For more information, try to catch the 1999 episode about him on VH-1’s Behind the Music. You may be impressed. He’s a rather modest guy who feels no resentment over any failures in his career. For example, his only movie UHF was a flop at the box office when it debuted in 1989 yet he has a positive attitude regarding it; he actually got to make a film which is something few get the opportunity to do. That and the royalty checks for when Comedy Central shows it to fill time.
Update Nov. 14, 2006: Since this is the last day the story will appear on the site’s front page, I have closed the contest. Sadly, Mark was the only person who tried and he was about half right so maybe I’ll get him a muscle shirt to relive the glory of the Eighties White Trash fashion statement.
The question was, “Which three horrible movies did Weird Al derive his weaker parodies from on Polka Party? The answer is Rocky IV, Ruthless People and Short Circuit. Three utterly awful and forgettable films that I don’t think even cable channels will air in the middle of the night…Comedy Central, I’m looking in your direction. I didn’t ask for the songs but I’ll throw them in too. Rocky IV had James Brown’s “Living in America,” which became Al’s “Living with a Hernia.” Clever but not memorable. Ruthless People had Mick Jagger’s song of the same title and resulted in Al’s rather uninspiring “Toothless People.” This probably strengthened the concerns of Kurt Cobain having his songs put to food. Finally, Short Circuit had El DeBarge’s annoying “Who’s Johnny?” salvaged into the rather timely joke “Here’s Johnny” for those of us who remember Ed McMahon being the number two guy on the Tonight Show.

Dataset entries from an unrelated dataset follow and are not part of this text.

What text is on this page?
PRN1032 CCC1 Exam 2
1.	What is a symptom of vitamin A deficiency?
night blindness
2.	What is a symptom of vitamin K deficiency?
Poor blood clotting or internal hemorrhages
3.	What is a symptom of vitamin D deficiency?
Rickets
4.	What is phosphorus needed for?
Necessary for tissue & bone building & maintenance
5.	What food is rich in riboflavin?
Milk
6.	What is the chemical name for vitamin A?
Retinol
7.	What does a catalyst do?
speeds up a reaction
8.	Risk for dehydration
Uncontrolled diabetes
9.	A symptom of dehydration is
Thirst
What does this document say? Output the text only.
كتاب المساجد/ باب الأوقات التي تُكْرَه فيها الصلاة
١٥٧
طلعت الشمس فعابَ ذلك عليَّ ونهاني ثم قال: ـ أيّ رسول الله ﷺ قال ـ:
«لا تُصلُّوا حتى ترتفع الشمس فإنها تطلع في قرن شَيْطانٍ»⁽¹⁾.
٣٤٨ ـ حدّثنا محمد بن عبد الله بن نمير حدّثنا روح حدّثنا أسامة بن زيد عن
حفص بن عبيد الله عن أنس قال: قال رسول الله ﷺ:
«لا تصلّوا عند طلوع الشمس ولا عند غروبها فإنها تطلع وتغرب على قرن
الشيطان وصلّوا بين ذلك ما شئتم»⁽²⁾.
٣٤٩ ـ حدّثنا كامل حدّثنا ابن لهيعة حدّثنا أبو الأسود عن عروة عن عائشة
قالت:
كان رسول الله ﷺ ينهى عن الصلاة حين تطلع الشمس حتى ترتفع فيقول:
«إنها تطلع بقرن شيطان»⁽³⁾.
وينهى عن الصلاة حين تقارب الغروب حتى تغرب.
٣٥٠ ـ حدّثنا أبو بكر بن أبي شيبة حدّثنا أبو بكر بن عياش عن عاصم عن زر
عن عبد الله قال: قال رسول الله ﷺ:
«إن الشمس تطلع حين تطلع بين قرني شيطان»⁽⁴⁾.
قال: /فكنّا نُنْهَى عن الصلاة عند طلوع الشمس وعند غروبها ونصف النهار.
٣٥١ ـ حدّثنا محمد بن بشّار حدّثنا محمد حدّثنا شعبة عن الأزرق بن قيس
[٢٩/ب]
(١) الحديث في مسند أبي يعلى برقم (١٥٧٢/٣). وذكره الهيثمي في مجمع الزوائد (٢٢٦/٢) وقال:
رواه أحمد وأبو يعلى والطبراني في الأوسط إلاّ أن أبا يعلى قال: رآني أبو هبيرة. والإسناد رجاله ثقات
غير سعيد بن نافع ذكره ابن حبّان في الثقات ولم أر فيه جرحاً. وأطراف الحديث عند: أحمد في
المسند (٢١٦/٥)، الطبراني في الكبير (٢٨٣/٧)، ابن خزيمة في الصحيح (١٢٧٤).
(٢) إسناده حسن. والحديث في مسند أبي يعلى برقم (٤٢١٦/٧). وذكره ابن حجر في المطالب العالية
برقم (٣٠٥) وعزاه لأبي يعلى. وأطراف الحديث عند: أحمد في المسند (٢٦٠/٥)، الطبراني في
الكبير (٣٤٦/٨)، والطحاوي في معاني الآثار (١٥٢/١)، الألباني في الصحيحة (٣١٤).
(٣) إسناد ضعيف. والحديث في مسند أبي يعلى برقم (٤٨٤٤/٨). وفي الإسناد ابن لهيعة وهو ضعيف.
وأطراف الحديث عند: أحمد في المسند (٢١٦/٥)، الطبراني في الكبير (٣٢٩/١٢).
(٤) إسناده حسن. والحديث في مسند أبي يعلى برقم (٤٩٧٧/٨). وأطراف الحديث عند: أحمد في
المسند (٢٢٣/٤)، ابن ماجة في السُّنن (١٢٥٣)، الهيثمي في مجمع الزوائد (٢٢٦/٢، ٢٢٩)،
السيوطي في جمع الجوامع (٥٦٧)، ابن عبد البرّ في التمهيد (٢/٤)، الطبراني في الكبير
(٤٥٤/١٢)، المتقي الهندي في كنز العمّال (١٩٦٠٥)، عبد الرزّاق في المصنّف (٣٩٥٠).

Hmmm. I remember “Living with a Hernia” as a parody of “Living in America” which I think was from Rocky V (was that the one where he fought the Russian Cyborg with the Mr. T mohawk?) and “Toothless People,” is a parody of “Ruthless People” from the Stones (who must have needed to cover their tax bill or something to get hooked into performing such a crummy song) which was the theme from a bad movie of the same name. I don’t remember what other bad movie track was parodied. Does this mean I get 2/3rd’s of a T-shirt — sleeveless perhaps?